A Comprehensive Study on Cyber Attack Vectors in EV Traction Power Electronics

Abstract

Electric vehicles (EVs) have drastically changed the auto industry and developed a new era of technologies where power electronics play the leading role in traction management, energy conversion and vehicle control processes. Nevertheless, this is a digital transformation, and the cyber-attack surface area has increased considerably, to the point that EV traction power electronics are becoming vulnerable to various cybersecurity risks.
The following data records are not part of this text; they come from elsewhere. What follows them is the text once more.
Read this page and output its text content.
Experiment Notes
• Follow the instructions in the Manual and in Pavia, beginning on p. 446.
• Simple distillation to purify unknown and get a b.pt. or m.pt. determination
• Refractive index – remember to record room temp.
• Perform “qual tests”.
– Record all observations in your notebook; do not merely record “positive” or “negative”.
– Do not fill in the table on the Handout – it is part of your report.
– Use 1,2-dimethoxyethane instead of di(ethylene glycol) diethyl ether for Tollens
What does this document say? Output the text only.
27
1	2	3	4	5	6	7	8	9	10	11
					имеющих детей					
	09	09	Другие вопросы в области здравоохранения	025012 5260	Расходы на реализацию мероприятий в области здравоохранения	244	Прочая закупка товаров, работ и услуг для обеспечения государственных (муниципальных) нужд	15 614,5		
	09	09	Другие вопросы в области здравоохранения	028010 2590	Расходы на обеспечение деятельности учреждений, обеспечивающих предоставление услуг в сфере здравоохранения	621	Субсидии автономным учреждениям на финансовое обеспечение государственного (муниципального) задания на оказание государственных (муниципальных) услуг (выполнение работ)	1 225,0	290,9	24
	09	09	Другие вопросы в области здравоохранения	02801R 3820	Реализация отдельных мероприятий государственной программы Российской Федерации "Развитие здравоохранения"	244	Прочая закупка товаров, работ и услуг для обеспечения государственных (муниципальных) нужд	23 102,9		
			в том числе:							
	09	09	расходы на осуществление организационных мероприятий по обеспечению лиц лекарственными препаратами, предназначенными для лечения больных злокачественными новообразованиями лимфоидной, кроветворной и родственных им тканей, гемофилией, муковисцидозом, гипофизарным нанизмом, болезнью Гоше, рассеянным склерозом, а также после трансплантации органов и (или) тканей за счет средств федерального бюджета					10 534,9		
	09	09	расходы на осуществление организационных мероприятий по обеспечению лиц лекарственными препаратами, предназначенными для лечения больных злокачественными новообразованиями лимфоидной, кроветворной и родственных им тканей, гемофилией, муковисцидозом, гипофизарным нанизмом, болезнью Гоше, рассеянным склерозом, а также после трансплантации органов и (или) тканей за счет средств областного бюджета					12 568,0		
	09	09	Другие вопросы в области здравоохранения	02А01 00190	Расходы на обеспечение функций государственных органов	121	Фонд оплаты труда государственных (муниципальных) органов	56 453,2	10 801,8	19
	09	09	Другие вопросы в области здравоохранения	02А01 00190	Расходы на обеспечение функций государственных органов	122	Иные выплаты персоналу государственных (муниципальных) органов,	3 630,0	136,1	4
This paper is able to provide its expertise on possible cyber-attack vectors which can attack important parts of the traction, powertrain, including things like inverters, motor controllers, and communicated systems within the embedded bits. Using the (STRIDE) threat modeling framework, the research outlines and groups the vulnerabilities of the architecture and runs some attack simulations, such as the Denial of Service (DoS), spoofing, firmware manipulation, and data injection. The experiments prove the fact that a slight interruption in the control signal, the sensed data may lead to the severe working implications, such as unstable sensor values of the torque, abnormal voltage shifts, and entire system freezes. These results highlight the high priority on the need of injective embedded intrusion preventive mechanisms and secure design of firmware in EV powertrain electronics. In this paper, the author makes his contribution to the general body of knowledge that underpins the links existing between cyber security practices and the peculiar needs of automotive power electronics.